People still play it. And sometimes, they win.
Except in the state of Illinois, the winners don't get paid.
Danny Chasteen and his girlfriend, Susan Rick, thought they had gotten their big break last month when Chasteen won $250,000 from the Illinois Lottery. Instead, they got an IOU.
The Chicago Tribune reported that disbursements of Illinois Lottery winnings of more than $25,000 have been halted because the state doesn't have a budget.
Under state law, checks for such winnings must be cut by the state comptroller's office and, since lawmakers have yet to approve a budget, the office cannot release those funds, the newspaper said.

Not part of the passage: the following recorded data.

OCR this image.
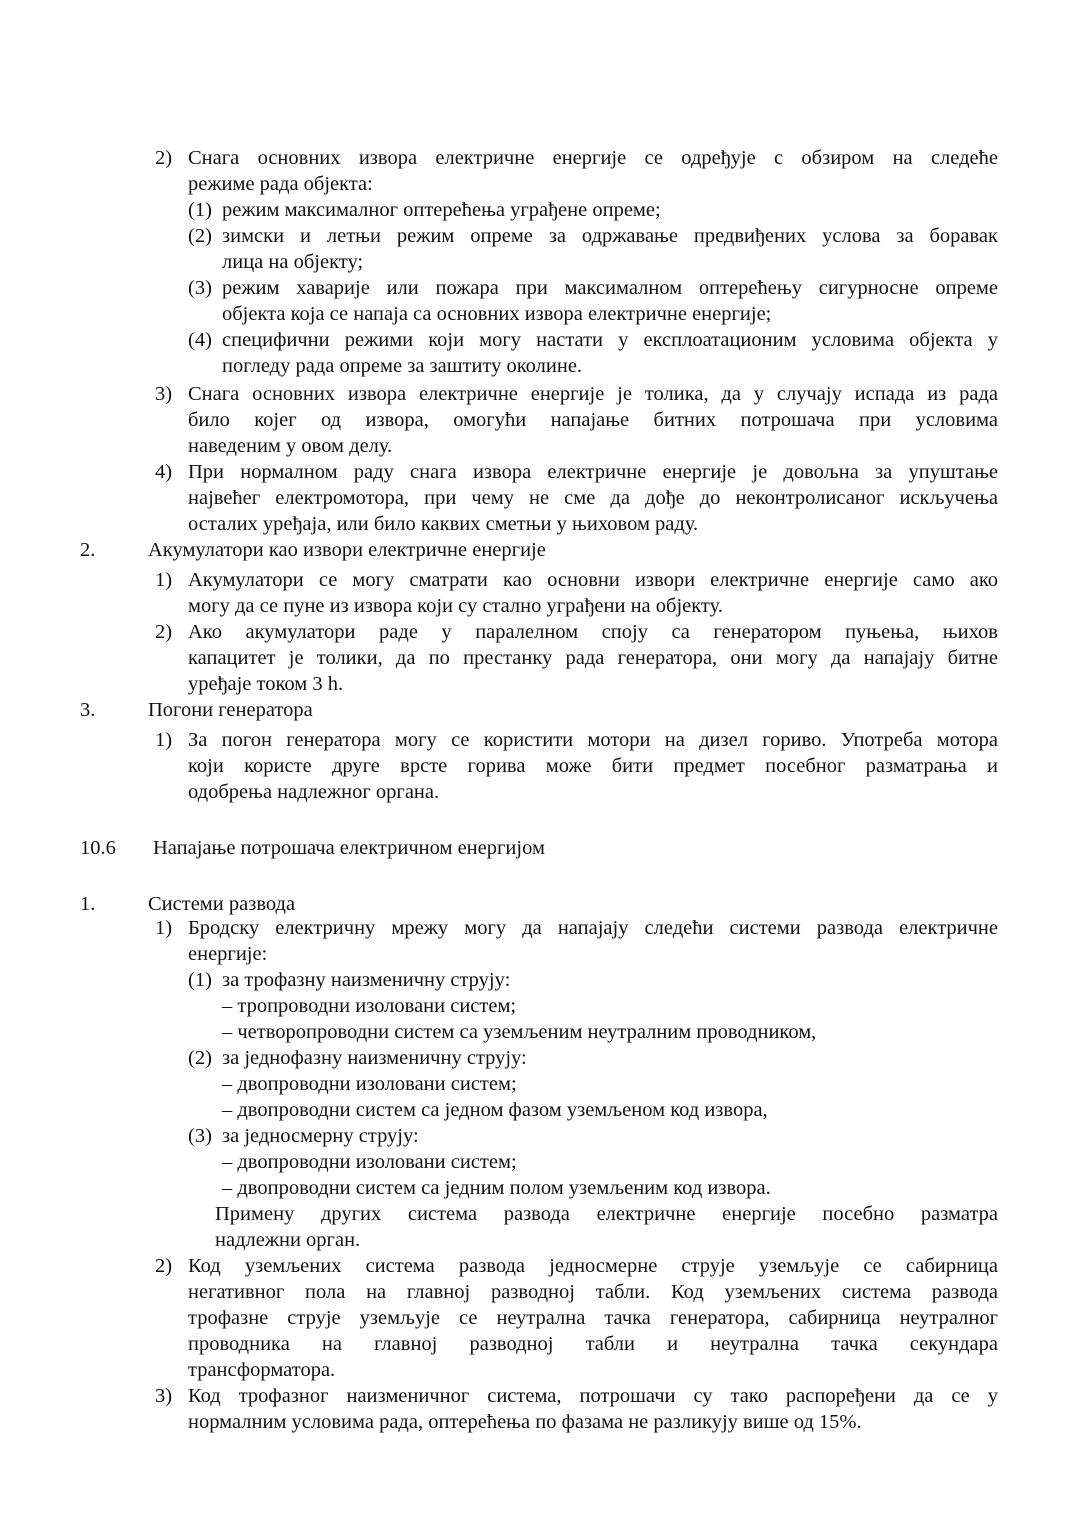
2) Снага основних извора електричне енергије се одређује с обзиром на следеће
режиме рада објекта:
(1) режим максималног оптерећења уграђене опреме;
(2) зимски и летњи режим опреме за одржавање предвиђених услова за боравак
лица на објекту;
(3) режим хаварије или пожара при максималном оптерећењу сигурносне опреме
објекта која се напаја са основних извора електричне енергије;
(4) специфични режими који могу настати у експлоатационим условима објекта у
погледу рада опреме за заштиту околине.
3) Снага основних извора електричне енергије је толика, да у случају испада из рада
било којег од извора, омогући напајање битних потрошача при условима
наведеним у овом делу.
4) При нормалном раду снага извора електричне енергије је довољна за упуштање
највећег електромотора, при чему не сме да дође до неконтролисаног искључења
осталих уређаја, или било каквих сметњи у њиховом раду.
2.	Акумулатори као извори електричне енергије
1) Акумулатори се могу сматрати као основни извори електричне енергије само ако
могу да се пуне из извора који су стално уграђени на објекту.
2) Ако акумулатори раде у паралелном споју са генератором пуњења, њихов
капацитет је толики, да по престанку рада генератора, они могу да напајају битне
уређаје током 3 h.
3.	Погони генератора
1) За погон генератора могу се користити мотори на дизел гориво. Употреба мотора
који користе друге врсте горива може бити предмет посебног разматрања и
одобрења надлежног органа.
10.6 Напајање потрошача електричном енергијом
1.	Системи развода
1) Бродску електричну мрежу могу да напајају следећи системи развода електричне
енергије:
(1) за трофазну наизменичну струју:
– тропроводни изоловани систем;
– четворопроводни систем са уземљеним неутралним проводником,
(2) за једнофазну наизменичну струју:
– двопроводни изоловани систем;
– двопроводни систем са једном фазом уземљеном код извора,
(3) за једносмерну струју:
– двопроводни изоловани систем;
– двопроводни систем са једним полом уземљеним код извора.
Примену других система развода електричне енергије посебно разматра
надлежни орган.
2) Код уземљених система развода једносмерне струје уземљује се сабирница
негативног пола на главној разводној табли. Код уземљених система развода
трофазне струје уземљује се неутрална тачка генератора, сабирница неутралног
проводника на главној разводној табли и неутрална тачка секундара
трансформатора.
3) Код трофазног наизменичног система, потрошачи су тако распоређени да се у
нормалним условима рада, оптерећења по фазама не разликују више од 15%.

But you can bet your bottom dollar the state is still collecting money, budget or no budget. Just try telling them you can't pay your taxes because you haven't adopted a household budget yet. I'm sure they'll be extra sympathetic.
And here's another sure bet. Illinois is still paying government workers' salaries. And retired public employees' pension checks aren't being held either. Bureaucrats protect their own. It's you and me who they don't give a shit about.
So, why play the lottery if you're not gonna get paid? That's the big question!
... if the delays stretch on indefinitely, Smith said, word will spread — especially if it affects people who play regularly.
"If that news just continues to go viral, and it goes back to their neighborhoods and people are talking about it, I think it could have an impact," Smith said. "And even if it affects sales by a percent or two, that's bad for the lottery."
How bad? Total collapse of the whole blue-state social model bad.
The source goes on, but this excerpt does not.